Tramite una nota ufficiale, la sanità italiana afferma che “Circa una settimana fa le autorità sanitarie norvegesi hanno segnalato l’identificazione di una singola mutazione
dell’emoagglutinina (proteina virale di superficie) del virus della nuova influenza A, consistente nel cambiamento di un unico aminoacido (una glicina al posto di un acido aspartico), in alcuni
pazienti affetti da una grave polmonite. Casi sporadici della stessa mutazione sono stati riportati, a partire da aprile, in diversi paesi del mondo sia in pazienti con polmoniti gravi che in
pazienti con decorso benigno della malattia”.

Come detto, tale scoperta ha messo in moto gli investigatori dell’ISS, che “Ha rivalutato le sequenze di oltre 100 ceppi virali identificati da altrettanti pazienti diagnosticati negli ultimi
mesi in diverse regioni italiane. La mutazione è stata rinvenuta sino ad ora in un solo paziente, affetto da una grave forma di polmonite, risolta a seguito di trattamento con ECMO (la
macchina salva-polmoni) eseguito in terapia intensiva. Nessuno degli altri pazienti esaminati, inclusi quelli con manifestazioni gravi o letali, presentava detta mutazione. I dati italiani
confermerebbero quindi che la mutazione in oggetto non appare per ora predominante nei casi gravi o letali di nuova influenza; inoltre, la stessa mutazione ha un carattere sporadico e non
sembra allo stato attuale in fase di diffusione”.

In ogni caso, bisogna ricordare come la mutazione non sminuisce la validità delle terapie a basi di antivirali, né tanto meno la protezione del vaccino.
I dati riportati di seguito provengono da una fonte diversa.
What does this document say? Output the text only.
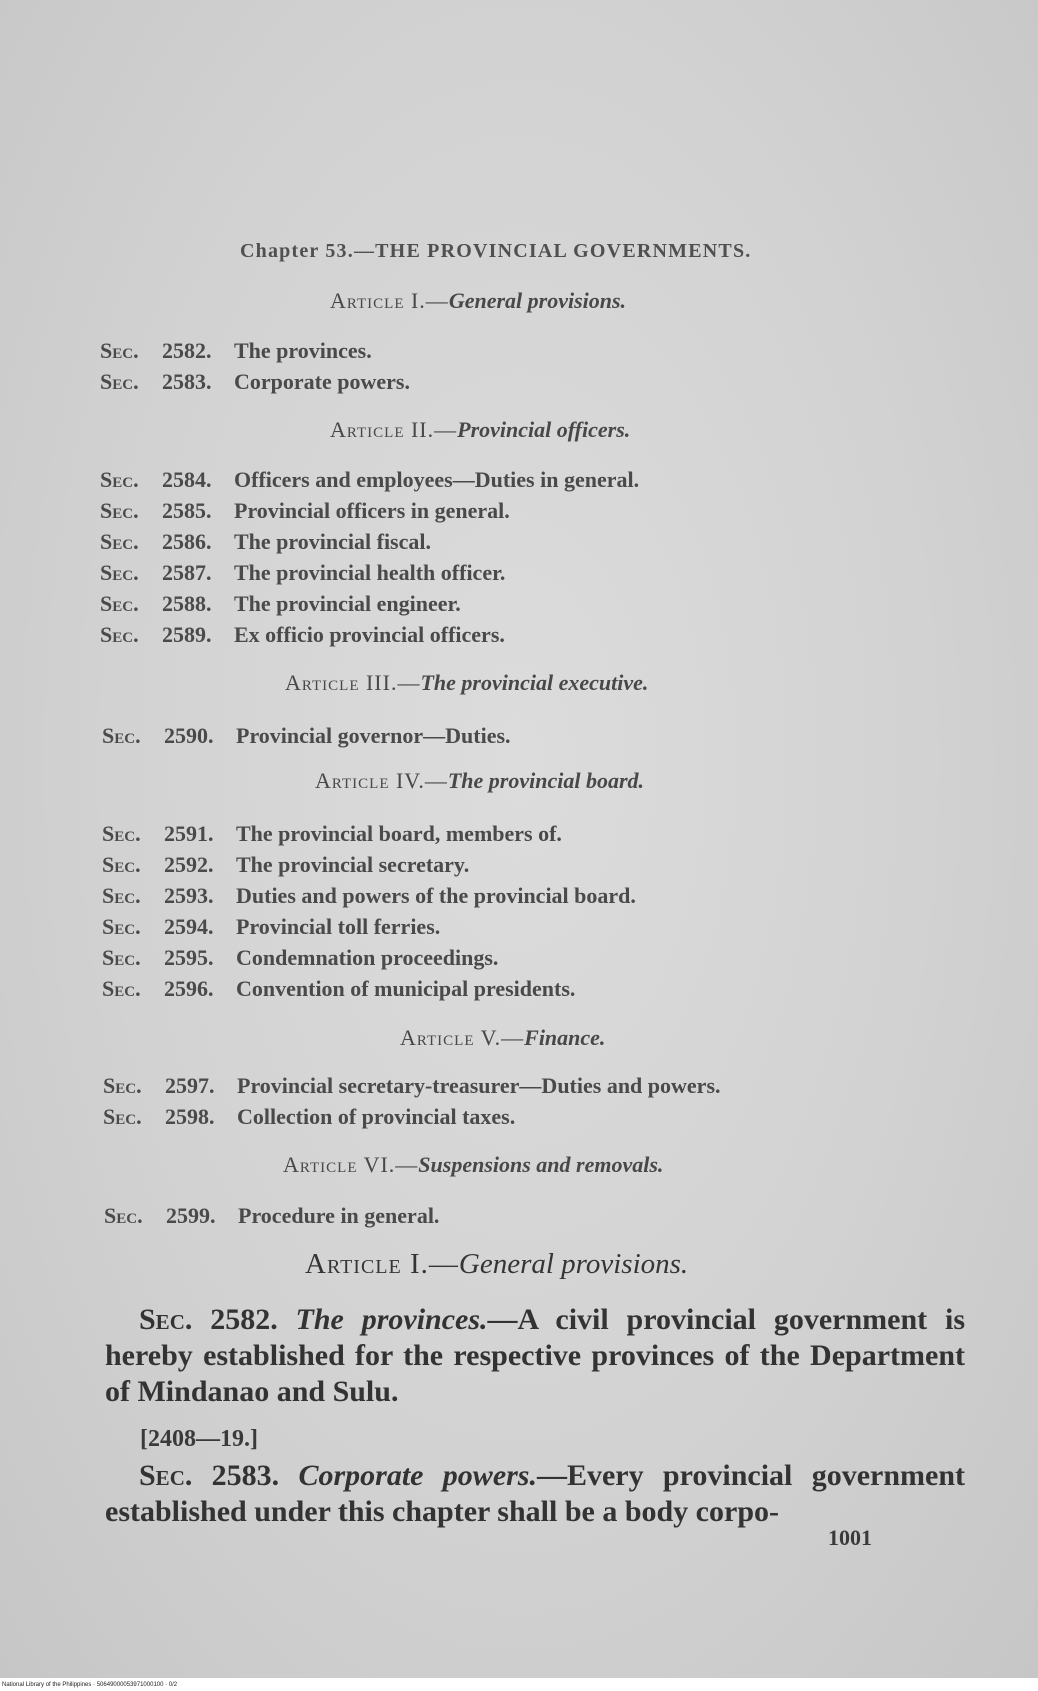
Chapter 53.—THE PROVINCIAL GOVERNMENTS.
Article I.—General provisions.
Sec. 2582. The provinces.
Sec. 2583. Corporate powers.
Article II.—Provincial officers.
Sec. 2584. Officers and employees—Duties in general.
Sec. 2585. Provincial officers in general.
Sec. 2586. The provincial fiscal.
Sec. 2587. The provincial health officer.
Sec. 2588. The provincial engineer.
Sec. 2589. Ex officio provincial officers.
Article III.—The provincial executive.
Sec. 2590. Provincial governor—Duties.
Article IV.—The provincial board.
Sec. 2591. The provincial board, members of.
Sec. 2592. The provincial secretary.
Sec. 2593. Duties and powers of the provincial board.
Sec. 2594. Provincial toll ferries.
Sec. 2595. Condemnation proceedings.
Sec. 2596. Convention of municipal presidents.
Article V.—Finance.
Sec. 2597. Provincial secretary-treasurer—Duties and powers.
Sec. 2598. Collection of provincial taxes.
Article VI.—Suspensions and removals.
Sec. 2599. Procedure in general.
Article I.—General provisions.

Sec. 2582. The provinces.—A civil provincial government is hereby established for the respective provinces of the Department of Mindanao and Sulu.

[2408—19.]

Sec. 2583. Corporate powers.—Every provincial government established under this chapter shall be a body corpo-

1001
National Library of the Philippines · 50649000053971000100 · 0/2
Conclude infatti il testo del Ministero: “Tale mutazione non influisce sull’efficacia del vaccino, nè sull’efficacia del trattamento con farmaci antivirali. A questo proposito si ricorda
che, secondo i dati dell’ISS, su oltre 160 pazienti analizzati sinora, si è riscontrato un unico caso di resistenza a Oseltamivir. Tale resistenza è insorta a seguito del
trattamento prolungato di un paziente affetto da gravi patologie preesistenti ed è rimasta isolata, non avendo dato seguito ad episodi di trasmissione del ceppo resistente”.